On the applications in this chapter
- Chemical reaction balancing as a null space (Case Study 1). Any introductory chemistry text covers balancing by inspection; for the linear-algebra treatment, search for "balancing chemical equations with linear algebra" or see the stoichiometry sections of a chemical-engineering text. The generalization to reaction networks — where $\dim N(S)$ counts independent reactions — is the subject of chemical reaction network theory and of flux-balance analysis in systems biology, both of which analyze the null space of a (large) stoichiometric matrix. Conservation laws as null-space rows recur in physics; for nuclear-decay balancing the same idea applies to baryon/lepton number and charge.
- Reachability and controllability (Case Study 2). The column-space-of-the-controllability-matrix story is standard in any first control-theory course; look for the Kalman rank condition and the controllability matrix $\mathcal{C} = [\,B\ AB\ \cdots\ A^{n-1}B\,]$. The Cayley–Hamilton fact that powers beyond $A^{n-1}B$ add nothing is proved via the characteristic polynomial of Chapter 24 [verify]. The dual notion, observability (which states can be inferred from outputs), is the same idea applied to the transpose system — a left-null-space / row-space story you will be equipped to read after Chapter 14.
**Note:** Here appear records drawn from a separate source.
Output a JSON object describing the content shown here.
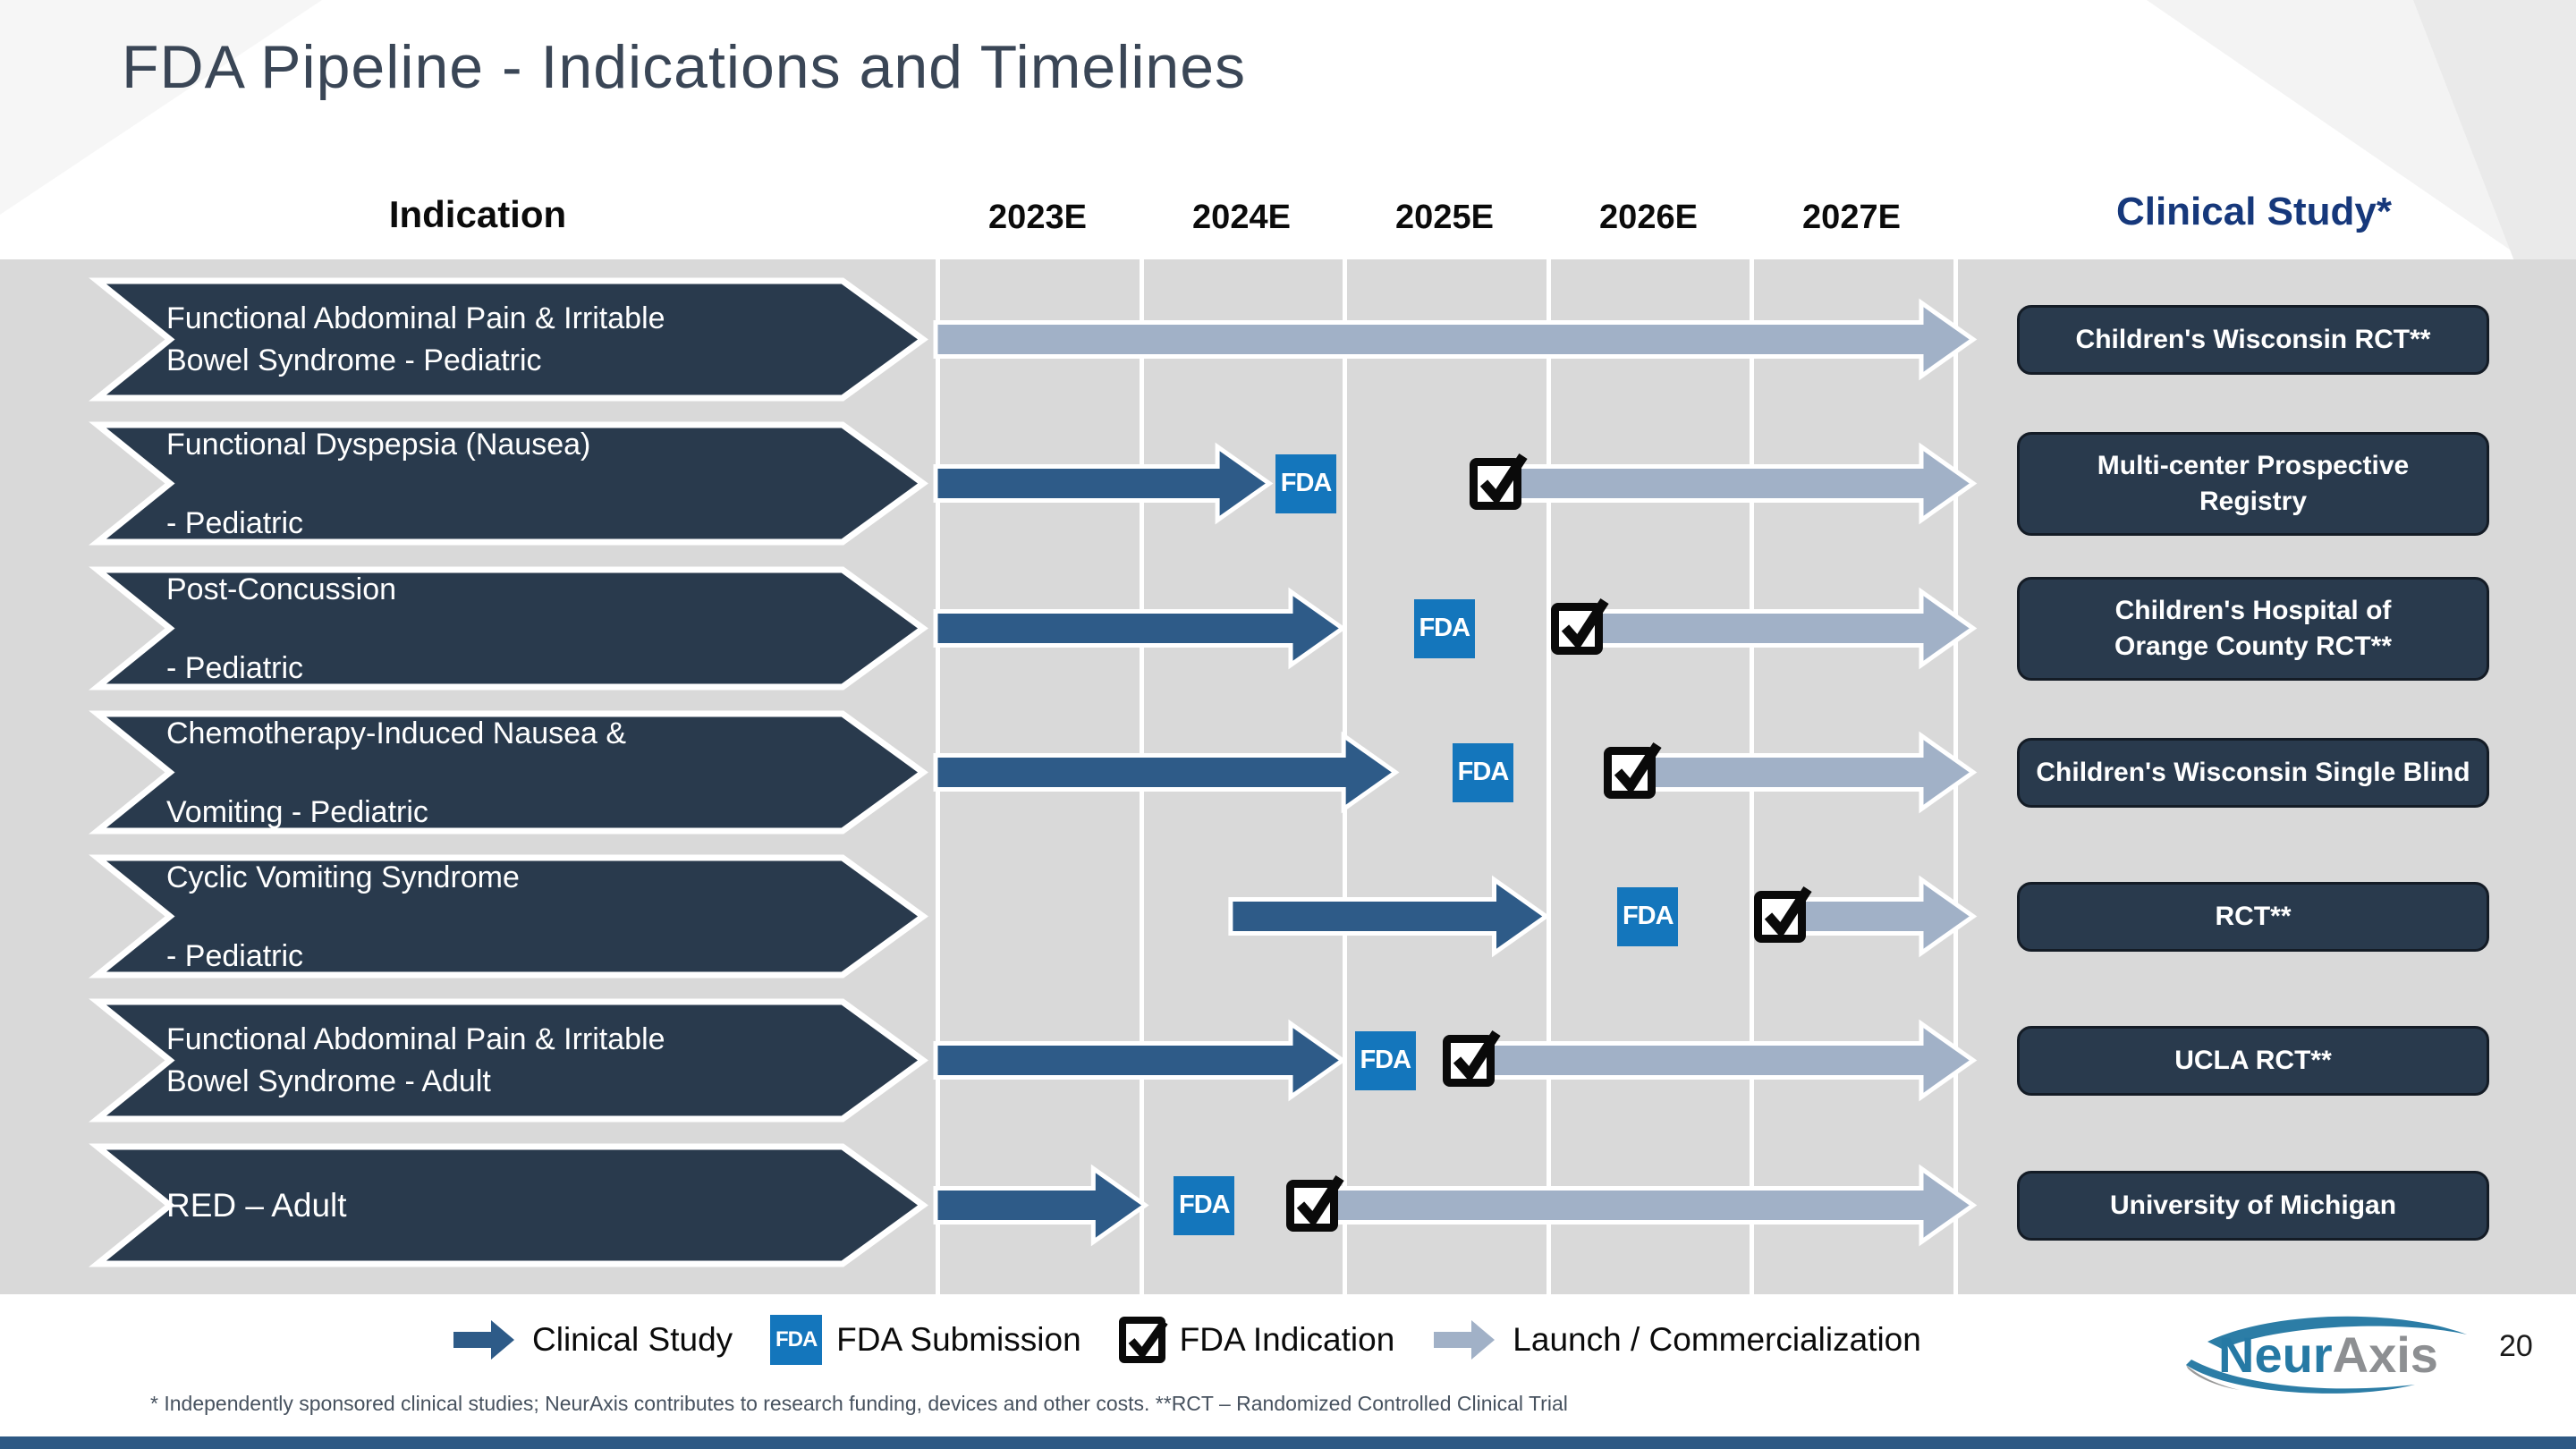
{
  "slide": {
    "title": "FDA Pipeline - Indications and Timelines",
    "page_number": "20",
    "footnote": "* Independently sponsored clinical studies; NeurAxis contributes to research funding, devices and other costs.  **RCT – Randomized Controlled Clinical Trial",
    "logo": {
      "part1": "Neur",
      "part2": "Axis"
    }
  },
  "header": {
    "indication_label": "Indication",
    "years": [
      "2023E",
      "2024E",
      "2025E",
      "2026E",
      "2027E"
    ],
    "clinical_study_label": "Clinical Study*"
  },
  "icons": {
    "fda_text": "FDA"
  },
  "legend": [
    {
      "icon": "clinical-study-arrow-icon",
      "label": "Clinical Study"
    },
    {
      "icon": "fda-submission-icon",
      "label": "FDA Submission"
    },
    {
      "icon": "fda-indication-checkbox-icon",
      "label": "FDA Indication"
    },
    {
      "icon": "launch-arrow-icon",
      "label": "Launch / Commercialization"
    }
  ],
  "colors": {
    "navy": "#293a4d",
    "dark_arrow": "#2e5b88",
    "light_arrow": "#a1b1c7",
    "fda_blue": "#1476bc",
    "header_blue": "#16387b",
    "bottom_bar": "#2e5984",
    "panel_gray": "#d9d9d9"
  },
  "timeline": {
    "axis_years": [
      2023,
      2024,
      2025,
      2026,
      2027
    ],
    "rows": [
      {
        "indication_lines": [
          "Functional Abdominal Pain & Irritable",
          "Bowel Syndrome - Pediatric"
        ],
        "line_spacing": "tight",
        "study_lines": [
          "Children's Wisconsin RCT**"
        ],
        "clinical_study": null,
        "fda_submission": null,
        "fda_indication": null,
        "launch": {
          "start": 2023.0,
          "end": 2028.1
        }
      },
      {
        "indication_lines": [
          "Functional Dyspepsia (Nausea)",
          "- Pediatric"
        ],
        "line_spacing": "wide",
        "study_lines": [
          "Multi-center Prospective",
          "Registry"
        ],
        "clinical_study": {
          "start": 2023.0,
          "end": 2024.64
        },
        "fda_submission": 2024.82,
        "fda_indication": 2025.75,
        "launch": {
          "start": 2025.75,
          "end": 2028.1
        }
      },
      {
        "indication_lines": [
          "Post-Concussion",
          "- Pediatric"
        ],
        "line_spacing": "wide",
        "study_lines": [
          "Children's Hospital of",
          "Orange County RCT**"
        ],
        "clinical_study": {
          "start": 2023.0,
          "end": 2025.0
        },
        "fda_submission": 2025.5,
        "fda_indication": 2026.15,
        "launch": {
          "start": 2026.15,
          "end": 2028.1
        }
      },
      {
        "indication_lines": [
          "Chemotherapy-Induced Nausea &",
          "Vomiting - Pediatric"
        ],
        "line_spacing": "wide",
        "study_lines": [
          "Children's Wisconsin Single Blind"
        ],
        "clinical_study": {
          "start": 2023.0,
          "end": 2025.26
        },
        "fda_submission": 2025.69,
        "fda_indication": 2026.41,
        "launch": {
          "start": 2026.41,
          "end": 2028.1
        }
      },
      {
        "indication_lines": [
          "Cyclic Vomiting Syndrome",
          "- Pediatric"
        ],
        "line_spacing": "wide",
        "study_lines": [
          "RCT**"
        ],
        "clinical_study": {
          "start": 2024.45,
          "end": 2026.0
        },
        "fda_submission": 2026.5,
        "fda_indication": 2027.15,
        "launch": {
          "start": 2027.15,
          "end": 2028.1
        }
      },
      {
        "indication_lines": [
          "Functional Abdominal Pain & Irritable",
          "Bowel Syndrome - Adult"
        ],
        "line_spacing": "tight",
        "study_lines": [
          "UCLA RCT**"
        ],
        "clinical_study": {
          "start": 2023.0,
          "end": 2025.0
        },
        "fda_submission": 2025.21,
        "fda_indication": 2025.62,
        "launch": {
          "start": 2025.62,
          "end": 2028.1
        }
      },
      {
        "indication_lines": [
          "RED – Adult"
        ],
        "line_spacing": "single",
        "study_lines": [
          "University of Michigan"
        ],
        "clinical_study": {
          "start": 2023.0,
          "end": 2024.03
        },
        "fda_submission": 2024.32,
        "fda_indication": 2024.85,
        "launch": {
          "start": 2024.85,
          "end": 2028.1
        }
      }
    ]
  }
}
- Feature spaces and redundancy (the ML thread). The column-space-as-feature-space framing, and the way redundant features land in the null space, is the entry point to feature spaces in machine learning; the broader goal of finding a small column space that captures most of a dataset is dimensionality reduction, made precise by the SVD of Chapter 30. For the statistical face of a nontrivial null space — collinear predictors — see any regression text's treatment of multicollinearity, and Chapter 38's discussion of the condition number.
A note on where this is going
The column space and null space are half of a single structure. The most important next reading is Strang §3.5 and §4.1, which complete the four-fundamental-subspaces picture (adding the row space $C(A^{\mathsf{T}})$ and the left null space $N(A^{\mathsf{T}})$) and state the rank–nullity theorem — Chapter 14 of this book. If you want the abstract version first, Axler §3B proves the Fundamental Theorem of Linear Maps directly. And if you want to see why the four subspaces pair up at right angles — the deepest payoff of all — skim ahead to the orthogonality of Part IV and the four-subspaces-via-SVD picture of Chapter 30. Strang's recurring diagram, which you met here in its two-subspace form, is the single image worth carrying through the rest of the book.